On Linux distros a set of basic _packages_ make the OS.

The discussion is not about OS installation but application management. And it's not forbidden for Linux to install additional libraries as part of the OS core, if the library is widely used.
BTW: An OSX system installation consists of a set of packages, too (e. g. the base system, the BSD subsystem, the X11 package, etc.).


Hence I deduce it would be technically possible to create 3rd party package repositories for Windows as well. No freedom lost.

Yes. But that contradicts the repository paradigm. How does your software management system knows where to get software if not from a central repository? You have to configure your management app to get software from elsewhere. And that means "discover" it first - and voilą: your back at the good old discovery paradigm.

The MS example was only to illustrate that people probably would not accept such a thing from a commercial OS vendor, so I fail to see why this would be a positive goal for free software. Centralization might make software management easier but that has a price: Not only does it create dependency, it creates also centralized points of failures and insecurity (e. g. if your repository get's hacked).

Reply Parent Score: 1

jziegler Member since:
2005-07-14

The discussion is not about OS installation but application management. And it's not forbidden for Linux to install additional libraries as part of the OS core, if the library is widely used.

Probably misunderstood you on this one. Nevermind.


The MS example was only to illustrate that people probably would not accept such a thing from a commercial OS vendor, so I fail to see why this would be a positive goal for free software.

Because it works? It works satisfyingly well for me (and probably for other Debian users as well).
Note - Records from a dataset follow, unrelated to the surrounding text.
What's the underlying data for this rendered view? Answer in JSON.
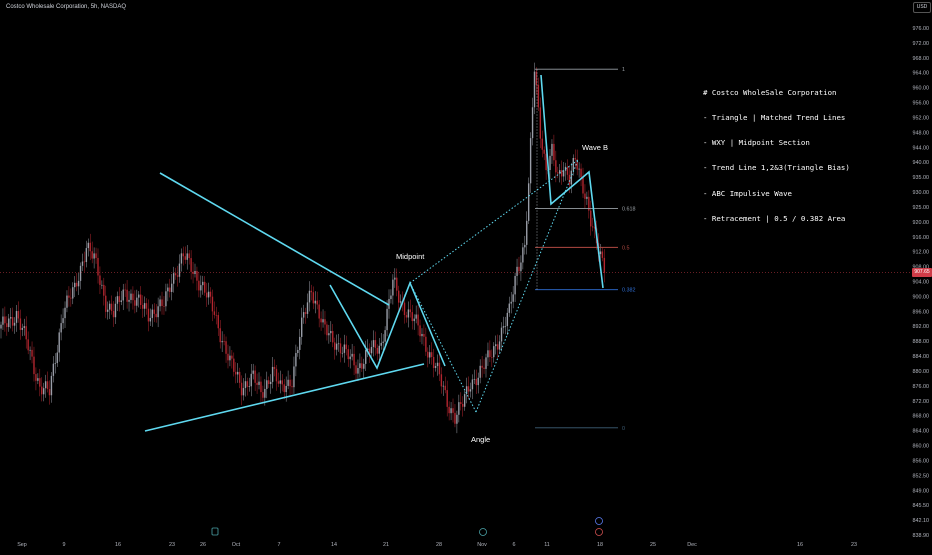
{
  "header": {
    "title": "Costco Wholesale Corporation, 5h, NASDAQ",
    "currency_button": "USD",
    "last_price_tag": "907.65"
  },
  "notes": [
    "# Costco WholeSale Corporation",
    "- Triangle | Matched Trend Lines",
    "- WXY | Midpoint Section",
    "- Trend Line 1,2&3(Triangle Bias)",
    "- ABC Impulsive Wave",
    "- Retracement | 0.5 / 0.382 Area"
  ],
  "colors": {
    "background": "#000000",
    "up_candle": "#9a9ea8",
    "down_candle": "#b3262f",
    "trendline": "#5fd9f0",
    "fib_1": "#9aa0a6",
    "fib_0618": "#9aa0a6",
    "fib_05": "#b24a42",
    "fib_0382": "#2f6fd6",
    "fib_0": "#3f5f78"
  },
  "chart_data": {
    "type": "candlestick",
    "title": "Costco Wholesale Corporation, 5h, NASDAQ",
    "x_tick_labels": [
      "Sep",
      "9",
      "16",
      "23",
      "26",
      "Oct",
      "7",
      "14",
      "21",
      "28",
      "Nov",
      "6",
      "11",
      "18",
      "25",
      "Dec",
      "16",
      "23"
    ],
    "y_tick_labels": [
      "976.00",
      "972.00",
      "968.00",
      "964.00",
      "960.00",
      "956.00",
      "952.00",
      "948.00",
      "944.00",
      "940.00",
      "935.00",
      "930.00",
      "925.00",
      "920.00",
      "916.00",
      "912.00",
      "908.00",
      "904.00",
      "900.00",
      "896.00",
      "892.00",
      "888.00",
      "884.00",
      "880.00",
      "876.00",
      "872.00",
      "868.00",
      "864.00",
      "860.00",
      "856.00",
      "852.50",
      "849.00",
      "845.50",
      "842.10",
      "838.90"
    ],
    "ylim": [
      838.9,
      976.0
    ],
    "last_price": 907.65,
    "price_anchors": [
      {
        "t": 0,
        "p": 893
      },
      {
        "t": 8,
        "p": 897
      },
      {
        "t": 14,
        "p": 888
      },
      {
        "t": 20,
        "p": 878
      },
      {
        "t": 25,
        "p": 876
      },
      {
        "t": 32,
        "p": 898
      },
      {
        "t": 38,
        "p": 903
      },
      {
        "t": 44,
        "p": 915
      },
      {
        "t": 48,
        "p": 911
      },
      {
        "t": 54,
        "p": 900
      },
      {
        "t": 58,
        "p": 897
      },
      {
        "t": 64,
        "p": 903
      },
      {
        "t": 70,
        "p": 900
      },
      {
        "t": 76,
        "p": 897
      },
      {
        "t": 84,
        "p": 899
      },
      {
        "t": 88,
        "p": 906
      },
      {
        "t": 94,
        "p": 912
      },
      {
        "t": 98,
        "p": 909
      },
      {
        "t": 104,
        "p": 904
      },
      {
        "t": 110,
        "p": 897
      },
      {
        "t": 118,
        "p": 884
      },
      {
        "t": 124,
        "p": 878
      },
      {
        "t": 130,
        "p": 880
      },
      {
        "t": 134,
        "p": 876
      },
      {
        "t": 140,
        "p": 882
      },
      {
        "t": 144,
        "p": 877
      },
      {
        "t": 150,
        "p": 880
      },
      {
        "t": 156,
        "p": 896
      },
      {
        "t": 160,
        "p": 904
      },
      {
        "t": 166,
        "p": 893
      },
      {
        "t": 172,
        "p": 890
      },
      {
        "t": 178,
        "p": 886
      },
      {
        "t": 184,
        "p": 883
      },
      {
        "t": 190,
        "p": 887
      },
      {
        "t": 196,
        "p": 889
      },
      {
        "t": 202,
        "p": 905
      },
      {
        "t": 206,
        "p": 900
      },
      {
        "t": 212,
        "p": 896
      },
      {
        "t": 218,
        "p": 890
      },
      {
        "t": 224,
        "p": 883
      },
      {
        "t": 230,
        "p": 874
      },
      {
        "t": 234,
        "p": 870
      },
      {
        "t": 238,
        "p": 873
      },
      {
        "t": 242,
        "p": 879
      },
      {
        "t": 248,
        "p": 882
      },
      {
        "t": 254,
        "p": 888
      },
      {
        "t": 258,
        "p": 892
      },
      {
        "t": 262,
        "p": 897
      },
      {
        "t": 266,
        "p": 909
      },
      {
        "t": 270,
        "p": 915
      },
      {
        "t": 272,
        "p": 930
      },
      {
        "t": 275,
        "p": 961
      },
      {
        "t": 278,
        "p": 945
      },
      {
        "t": 281,
        "p": 935
      },
      {
        "t": 284,
        "p": 939
      },
      {
        "t": 287,
        "p": 932
      },
      {
        "t": 290,
        "p": 936
      },
      {
        "t": 293,
        "p": 933
      },
      {
        "t": 296,
        "p": 937
      },
      {
        "t": 299,
        "p": 931
      },
      {
        "t": 302,
        "p": 927
      },
      {
        "t": 305,
        "p": 920
      },
      {
        "t": 308,
        "p": 913
      },
      {
        "t": 311,
        "p": 907.65
      }
    ],
    "fibonacci_retracement": [
      {
        "level": "1",
        "price": 961.0
      },
      {
        "level": "0.618",
        "price": 924.5
      },
      {
        "level": "0.5",
        "price": 914.3
      },
      {
        "level": "0.382",
        "price": 903.2
      },
      {
        "level": "0",
        "price": 867.0
      }
    ],
    "annotations": [
      {
        "text": "Midpoint"
      },
      {
        "text": "Wave B"
      },
      {
        "text": "Angle"
      }
    ],
    "grid": false,
    "legend": "none"
  }
}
OK, it comes with a price - dependancy, single point of failure.

Dependancy is a moot point - you are always dependent on your OS vendor on some point.
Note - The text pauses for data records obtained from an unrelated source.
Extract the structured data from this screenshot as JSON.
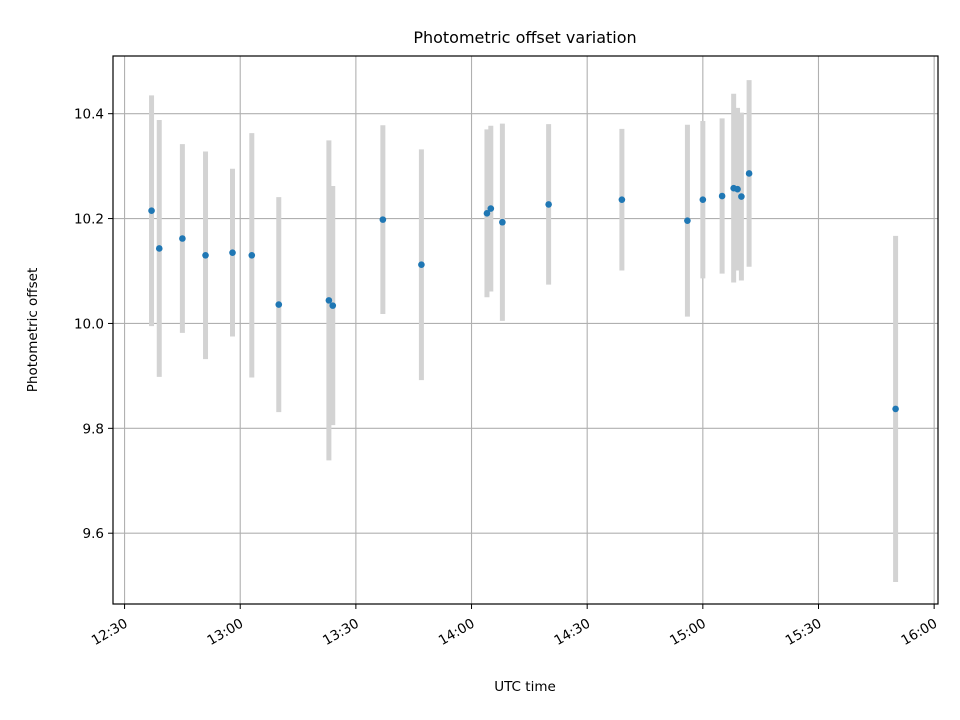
{
  "chart_data": {
    "type": "scatter",
    "title": "Photometric offset variation",
    "xlabel": "UTC time",
    "ylabel": "Photometric offset",
    "x_tick_labels": [
      "12:30",
      "13:00",
      "13:30",
      "14:00",
      "14:30",
      "15:00",
      "15:30",
      "16:00"
    ],
    "y_tick_labels": [
      "9.6",
      "9.8",
      "10.0",
      "10.2",
      "10.4"
    ],
    "xlim": [
      "12:27",
      "16:01"
    ],
    "ylim": [
      9.465,
      10.51
    ],
    "grid": true,
    "colors": {
      "point": "#1f77b4",
      "errorbar": "#d3d3d3",
      "grid": "#b0b0b0"
    },
    "points": [
      {
        "x": "12:37",
        "y": 10.215,
        "yerr": 0.22
      },
      {
        "x": "12:39",
        "y": 10.143,
        "yerr": 0.245
      },
      {
        "x": "12:45",
        "y": 10.162,
        "yerr": 0.18
      },
      {
        "x": "12:51",
        "y": 10.13,
        "yerr": 0.198
      },
      {
        "x": "12:58",
        "y": 10.135,
        "yerr": 0.16
      },
      {
        "x": "13:03",
        "y": 10.13,
        "yerr": 0.233
      },
      {
        "x": "13:10",
        "y": 10.036,
        "yerr": 0.205
      },
      {
        "x": "13:23",
        "y": 10.044,
        "yerr": 0.305
      },
      {
        "x": "13:24",
        "y": 10.034,
        "yerr": 0.228
      },
      {
        "x": "13:37",
        "y": 10.198,
        "yerr": 0.18
      },
      {
        "x": "13:47",
        "y": 10.112,
        "yerr": 0.22
      },
      {
        "x": "14:04",
        "y": 10.21,
        "yerr": 0.16
      },
      {
        "x": "14:05",
        "y": 10.219,
        "yerr": 0.158
      },
      {
        "x": "14:08",
        "y": 10.193,
        "yerr": 0.188
      },
      {
        "x": "14:20",
        "y": 10.227,
        "yerr": 0.153
      },
      {
        "x": "14:39",
        "y": 10.236,
        "yerr": 0.135
      },
      {
        "x": "14:56",
        "y": 10.196,
        "yerr": 0.183
      },
      {
        "x": "15:00",
        "y": 10.236,
        "yerr": 0.15
      },
      {
        "x": "15:05",
        "y": 10.243,
        "yerr": 0.148
      },
      {
        "x": "15:08",
        "y": 10.258,
        "yerr": 0.18
      },
      {
        "x": "15:09",
        "y": 10.256,
        "yerr": 0.155
      },
      {
        "x": "15:10",
        "y": 10.242,
        "yerr": 0.16
      },
      {
        "x": "15:12",
        "y": 10.286,
        "yerr": 0.178
      },
      {
        "x": "15:50",
        "y": 9.837,
        "yerr": 0.33
      }
    ]
  }
}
Single point of failure - not completely true, there are mirrors. Though they will mirror any insecurity created in the original, they will provide the required data even when the original source experiences failure.

I gladly pay this price compared to manual downloading of each package, or going back to statically linked apps, or having a library installed numerous times for "self-contained" apps.

I do not claim that the packaging systems used by Linux distributions are the perfect way to distribute software. However, I have not experienced anything better, nor did I like anything presented in the discussion under this article. Everything seems less powerfull than what we already have.